The CDC halted evictions, but Texas judges are proceeding anyway: The Texas Observer reports that a ruling by the Texas Supreme Court has essentially left the CDC eviction moratorium up to judges’ discretion. “Families facing eviction are subject to an uneven patchwork of protections that vary depending on where in the United States they live. Those protections are also subject to the interpretations of judges. Nationwide, thousands of judges hear eviction cases, but because each operates within a different court system, it’s impossible to track just how those judges have interpreted the moratorium. ‘It boils down to: Does the judge in that particular case or court or county or docket view it as constitutionally authorized?’ says Bill Raftery, a senior analyst at the National Center for State Courts. In Texas, that question falls to justices of the peace (JPs). JPs are elected officials and many are not lawyers. In Texas, JPs follow the guidance and training of the Texas Justice Court Training Center (TJCTC), a group that provides training and education for JPs. After the Texas Supreme Court withdrew its emergency order at the end of March, TJCTC published guidance saying that the CDC eviction moratorium ‘is not a matter that a justice can or should enforce.’ ‘They’re basically saying it’s completely up to the judge’s discretion as to whether or not they want to enforce the CDC moratorium,’ says Stuart Campbell, a lawyer with the Dallas Eviction Advocacy Center. ‘That’s not how federal law works. You don’t have discretion to enforce federal law.’” 
 
What you need to know about the historic SNAP increase: The tragic events in Afghanistan and Haiti have understandably overshadowed the Biden administration’s historic announcement on Monday to implement the largest increase in SNAP benefits in U.S. history. NPR covers the basic info that people need to know. 

  • Its new calculations mean that the average SNAP benefit will increase by $36.24 per person, per month, beginning Oct. 1. The impact will be felt by many, as the Agriculture Department says the program helps feed more than 42 million Americans (or 1 in 8) each month. 
  • The exact amount will vary by state — you can check on the estimated increase your state will receive here
  • Plus, check out this SNAP eligibility guide to see current maximum household benefit amounts and learn how they’re calculated. 

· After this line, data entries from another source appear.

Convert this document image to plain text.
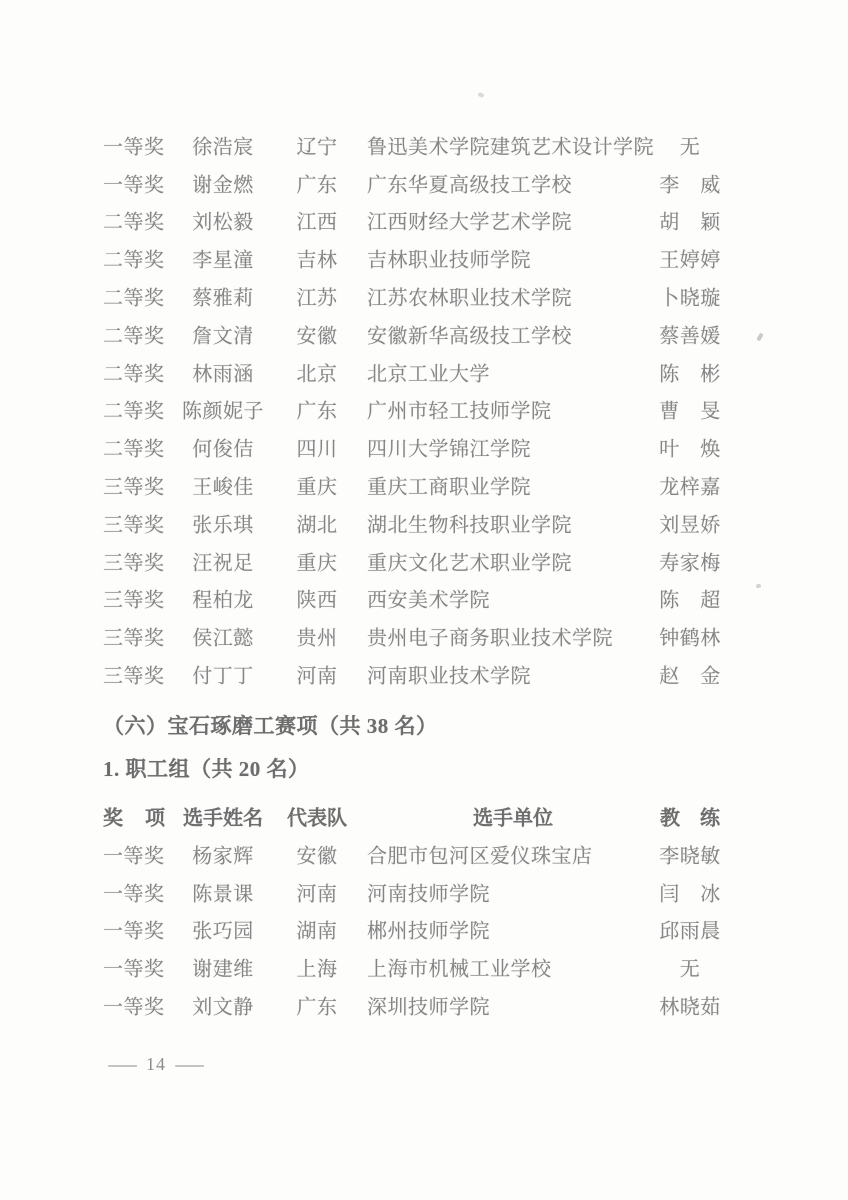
一等奖	徐浩宸	辽宁	鲁迅美术学院建筑艺术设计学院	无
一等奖	谢金燃	广东	广东华夏高级技工学校	李　威
二等奖	刘松毅	江西	江西财经大学艺术学院	胡　颖
二等奖	李星潼	吉林	吉林职业技师学院	王婷婷
二等奖	蔡雅莉	江苏	江苏农林职业技术学院	卜晓璇
二等奖	詹文清	安徽	安徽新华高级技工学校	蔡善媛
二等奖	林雨涵	北京	北京工业大学	陈　彬
二等奖 陈颜妮子	广东	广州市轻工技师学院	曹　旻
二等奖	何俊佶	四川	四川大学锦江学院	叶　焕
三等奖	王峻佳	重庆	重庆工商职业学院	龙梓嘉
三等奖	张乐琪	湖北	湖北生物科技职业学院	刘昱娇
三等奖	汪祝足	重庆	重庆文化艺术职业学院	寿家梅
三等奖	程柏龙	陕西	西安美术学院	陈　超
三等奖	侯江懿	贵州	贵州电子商务职业技术学院	钟鹤林
三等奖	付丁丁	河南	河南职业技术学院	赵　金
（六）宝石琢磨工赛项（共 38 名）
1. 职工组（共 20 名）
奖　项 选手姓名	代表队	选手单位	教　练
一等奖	杨家辉	安徽	合肥市包河区爱仪珠宝店	李晓敏
一等奖	陈景课	河南	河南技师学院	闫　冰
一等奖	张巧园	湖南	郴州技师学院	邱雨晨
一等奖	谢建维	上海	上海市机械工业学校	无
一等奖	刘文静	广东	深圳技师学院	林晓茹
— 14 —
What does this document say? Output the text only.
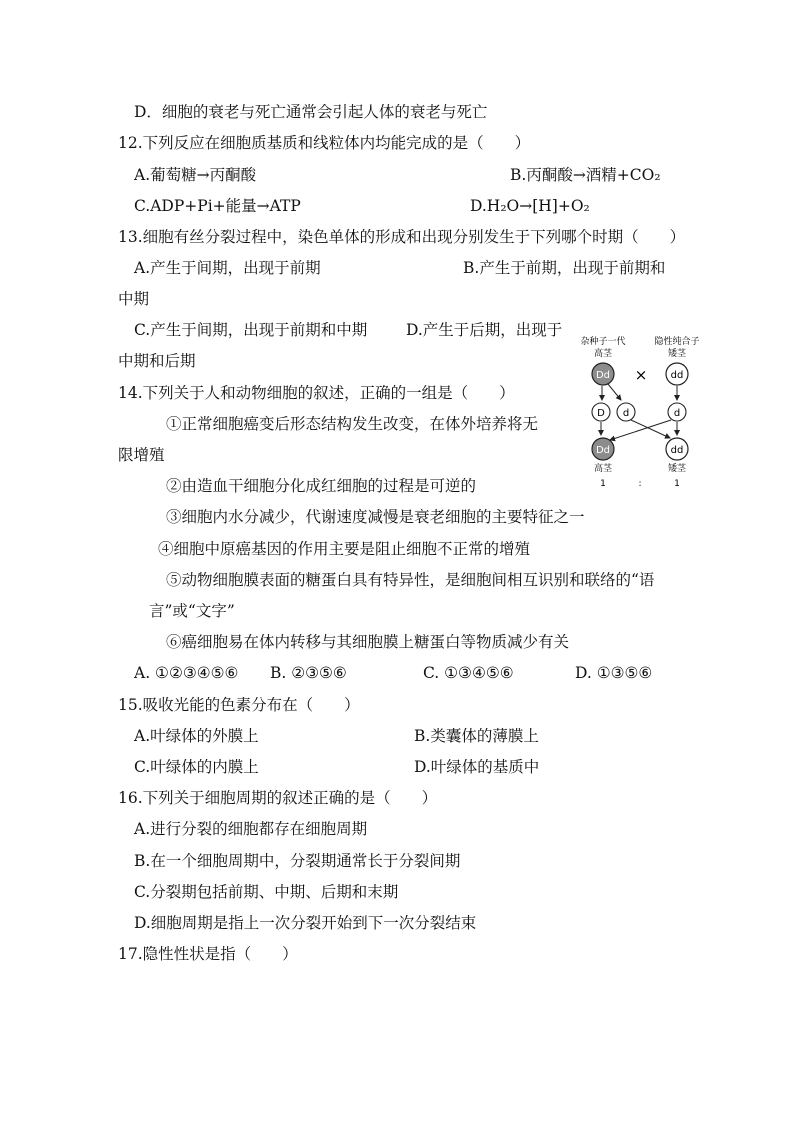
D．细胞的衰老与死亡通常会引起人体的衰老与死亡
12.下列反应在细胞质基质和线粒体内均能完成的是（　　）
A.葡萄糖→丙酮酸	B.丙酮酸→酒精+CO₂
C.ADP+Pi+能量→ATP	D.H₂O→[H]+O₂
13.细胞有丝分裂过程中，染色单体的形成和出现分别发生于下列哪个时期（　　）
A.产生于间期，出现于前期	B.产生于前期，出现于前期和
中期
C.产生于间期，出现于前期和中期	D.产生于后期，出现于
中期和后期
14.下列关于人和动物细胞的叙述，正确的一组是（　　）
①正常细胞癌变后形态结构发生改变，在体外培养将无
限增殖
②由造血干细胞分化成红细胞的过程是可逆的
③细胞内水分减少，代谢速度减慢是衰老细胞的主要特征之一
④细胞中原癌基因的作用主要是阻止细胞不正常的增殖
⑤动物细胞膜表面的糖蛋白具有特异性，是细胞间相互识别和联络的“语
言”或“文字”
⑥癌细胞易在体内转移与其细胞膜上糖蛋白等物质减少有关
A. ①②③④⑤⑥ B. ②③⑤⑥	C. ①③④⑤⑥	D. ①③⑤⑥
15.吸收光能的色素分布在（　　）
A.叶绿体的外膜上	B.类囊体的薄膜上
C.叶绿体的内膜上	D.叶绿体的基质中
16.下列关于细胞周期的叙述正确的是（　　）
A.进行分裂的细胞都存在细胞周期
B.在一个细胞周期中，分裂期通常长于分裂间期
C.分裂期包括前期、中期、后期和末期
D.细胞周期是指上一次分裂开始到下一次分裂结束
17.隐性性状是指（　　）
杂种子一代
高茎
隐性纯合子
矮茎
Dd × dd
D d	d
Dd	dd
高茎	矮茎
1	:	1
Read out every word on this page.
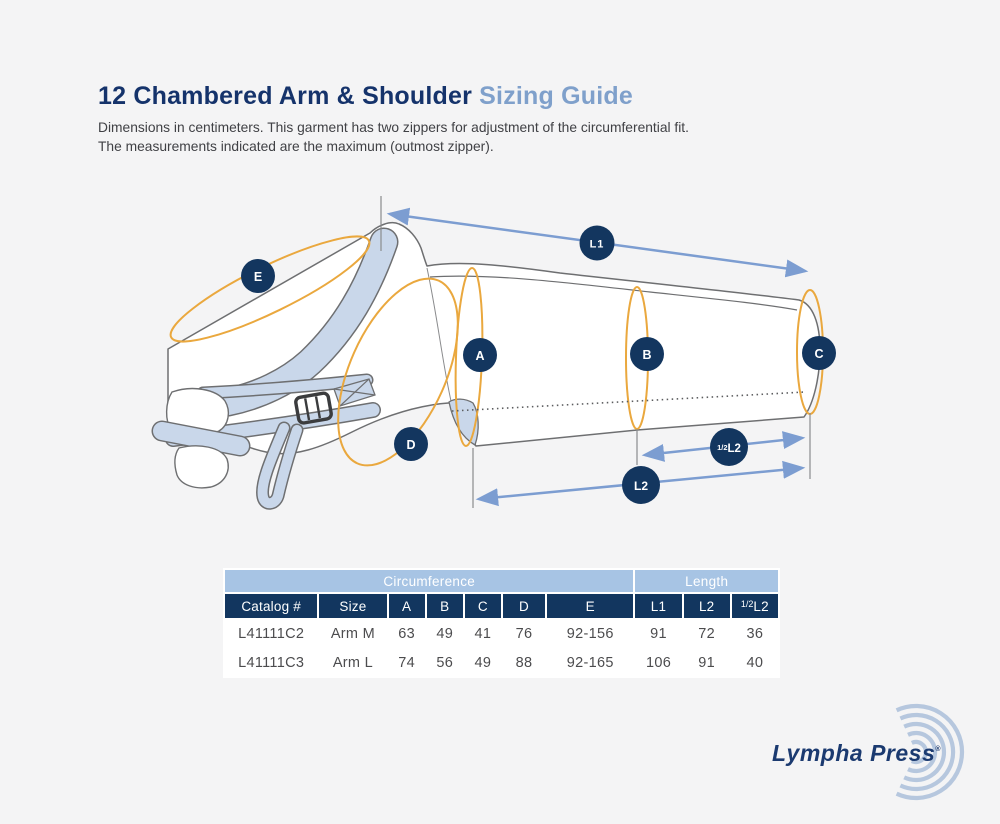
12 Chambered Arm & Shoulder Sizing Guide
Dimensions in centimeters. This garment has two zippers for adjustment of the circumferential fit.
The measurements indicated are the maximum (outmost zipper).
E
A	B	C
D
L1
1/2L2
L2
Lympha Press®
Circumference							Length		
Catalog #	Size	A	B	C	D	E	L1	L2	$^{1/2}$L2
L41111C2	Arm M	63	49	41	76	92-156	91	72	36
L41111C3	Arm L	74	56	49	88	92-165	106	91	40
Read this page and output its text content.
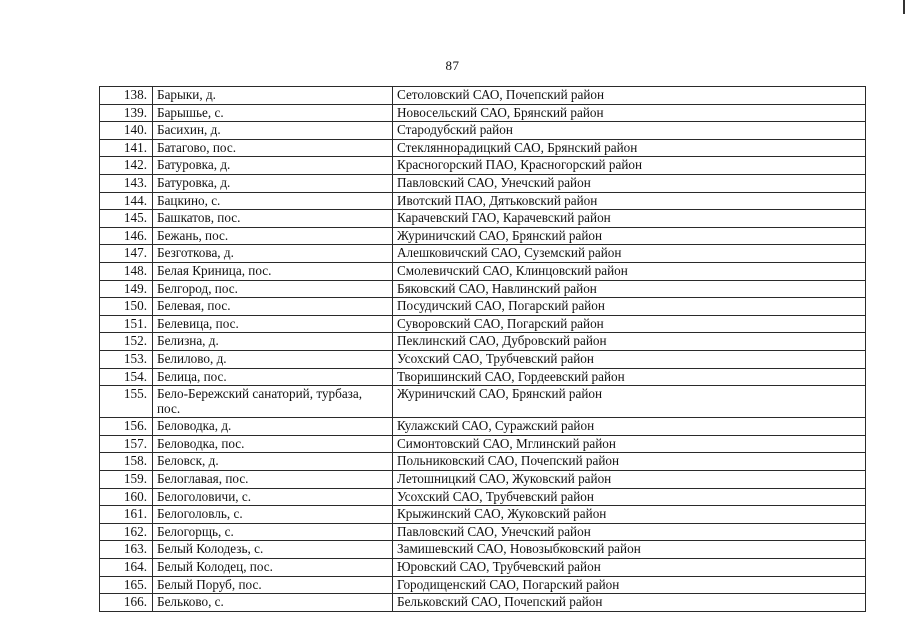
87
138.	Барыки, д.	Сетоловский САО, Почепский район
139.	Барышье, с.	Новосельский САО, Брянский район
140.	Басихин, д.	Стародубский район
141.	Батагово, пос.	Стекляннорадицкий САО, Брянский район
142.	Батуровка, д.	Красногорский ПАО, Красногорский район
143.	Батуровка, д.	Павловский САО, Унечский район
144.	Бацкино, с.	Ивотский ПАО, Дятьковский район
145.	Башкатов, пос.	Карачевский ГАО, Карачевский район
146.	Бежань, пос.	Журиничский САО, Брянский район
147.	Безготкова, д.	Алешковичский САО, Суземский район
148.	Белая Криница, пос.	Смолевичский САО, Клинцовский район
149.	Белгород, пос.	Бяковский САО, Навлинский район
150.	Белевая, пос.	Посудичский САО, Погарский район
151.	Белевица, пос.	Суворовский САО, Погарский район
152.	Белизна, д.	Пеклинский САО, Дубровский район
153.	Белилово, д.	Усохский САО, Трубчевский район
154.	Белица, пос.	Творишинский САО, Гордеевский район
155.	Бело-Бережский санаторий, турбаза, пос.	Журиничский САО, Брянский район
156.	Беловодка, д.	Кулажский САО, Суражский район
157.	Беловодка, пос.	Симонтовский САО, Мглинский район
158.	Беловск, д.	Польниковский САО, Почепский район
159.	Белоглавая, пос.	Летошницкий САО, Жуковский район
160.	Белоголовичи, с.	Усохский САО, Трубчевский район
161.	Белоголовль, с.	Крыжинский САО, Жуковский район
162.	Белогорщь, с.	Павловский САО, Унечский район
163.	Белый Колодезь, с.	Замишевский САО, Новозыбковский район
164.	Белый Колодец, пос.	Юровский САО, Трубчевский район
165.	Белый Поруб, пос.	Городищенский САО, Погарский район
166.	Бельково, с.	Бельковский САО, Почепский район
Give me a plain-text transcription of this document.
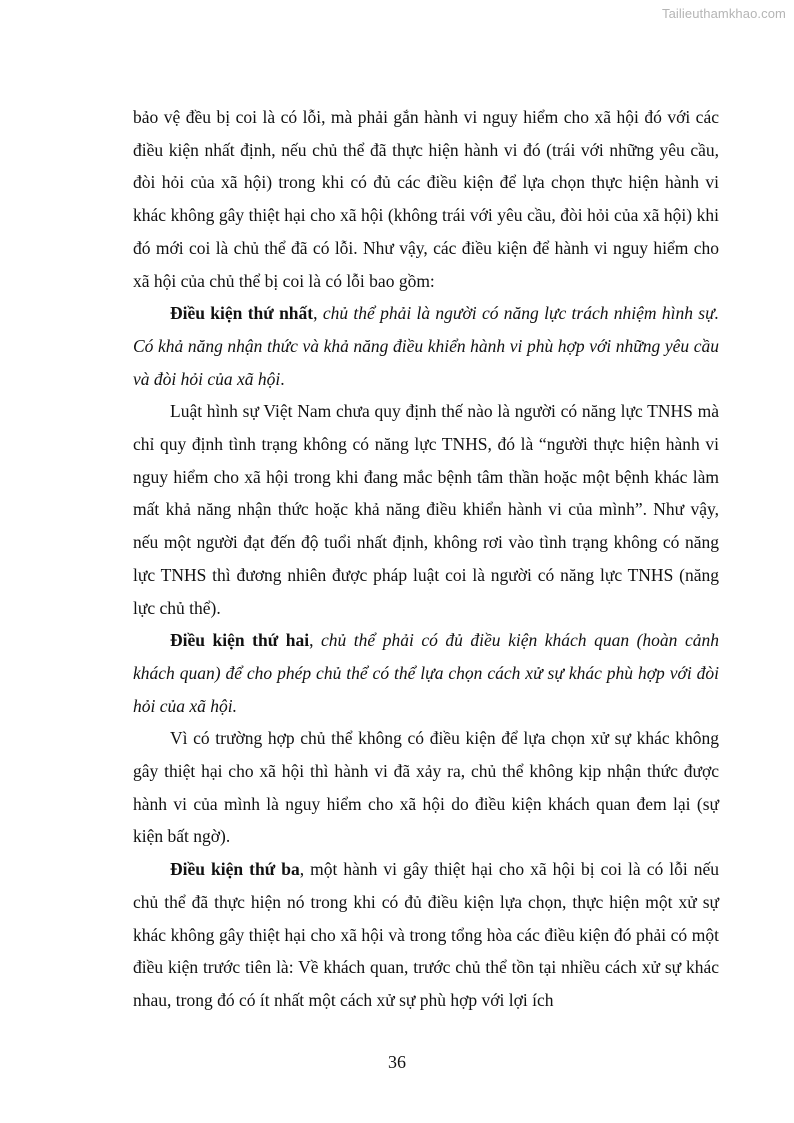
Tailieuthamkhao.com

bảo vệ đều bị coi là có lỗi, mà phải gắn hành vi nguy hiểm cho xã hội đó với các điều kiện nhất định, nếu chủ thể đã thực hiện hành vi đó (trái với những yêu cầu, đòi hỏi của xã hội) trong khi có đủ các điều kiện để lựa chọn thực hiện hành vi khác không gây thiệt hại cho xã hội (không trái với yêu cầu, đòi hỏi của xã hội) khi đó mới coi là chủ thể đã có lỗi. Như vậy, các điều kiện để hành vi nguy hiểm cho xã hội của chủ thể bị coi là có lỗi bao gồm:

Điều kiện thứ nhất, chủ thể phải là người có năng lực trách nhiệm hình sự. Có khả năng nhận thức và khả năng điều khiển hành vi phù hợp với những yêu cầu và đòi hỏi của xã hội.

Luật hình sự Việt Nam chưa quy định thế nào là người có năng lực TNHS mà chỉ quy định tình trạng không có năng lực TNHS, đó là “người thực hiện hành vi nguy hiểm cho xã hội trong khi đang mắc bệnh tâm thần hoặc một bệnh khác làm mất khả năng nhận thức hoặc khả năng điều khiển hành vi của mình”. Như vậy, nếu một người đạt đến độ tuổi nhất định, không rơi vào tình trạng không có năng lực TNHS thì đương nhiên được pháp luật coi là người có năng lực TNHS (năng lực chủ thể).

Điều kiện thứ hai, chủ thể phải có đủ điều kiện khách quan (hoàn cảnh khách quan) để cho phép chủ thể có thể lựa chọn cách xử sự khác phù hợp với đòi hỏi của xã hội.

Vì có trường hợp chủ thể không có điều kiện để lựa chọn xử sự khác không gây thiệt hại cho xã hội thì hành vi đã xảy ra, chủ thể không kịp nhận thức được hành vi của mình là nguy hiểm cho xã hội do điều kiện khách quan đem lại (sự kiện bất ngờ).

Điều kiện thứ ba, một hành vi gây thiệt hại cho xã hội bị coi là có lỗi nếu chủ thể đã thực hiện nó trong khi có đủ điều kiện lựa chọn, thực hiện một xử sự khác không gây thiệt hại cho xã hội và trong tổng hòa các điều kiện đó phải có một điều kiện trước tiên là: Về khách quan, trước chủ thể tồn tại nhiều cách xử sự khác nhau, trong đó có ít nhất một cách xử sự phù hợp với lợi ích

36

Mental health is the next big workplace issue: From Axios: “Employees’ mental health is quickly becoming a top concern for companies as they try to hold on to workers through the pandemic. ‘These days there are worker shortages everywhere,’ says Chris Swift, CEO of The Hartford, a financial services and insurance company. Mental health is a massive contributor to that, he says.” 

  • “Despite the fact that we’ve gotten used to pandemic-era living, workplace burnout is rising. 44% of workers say they feel fatigued on the job, up from 34% in 2020, per a study conducted by the human resources consulting firm Robert Half.” 
  • “Drug overdose deaths spiked 30% in 2020 — to nearly 100,000 — and the bulk were opioid overdoses, Bloomberg reports. The deaths and drug addictions are contributing to the overall worker shortage.” 
  • “A whopping 52% of U.S. employers say they are ‘experiencing significant workplace issues’ with substance misuse or addiction by employees, according to a new survey from The Hartford. That’s up from 36% in March 2020.”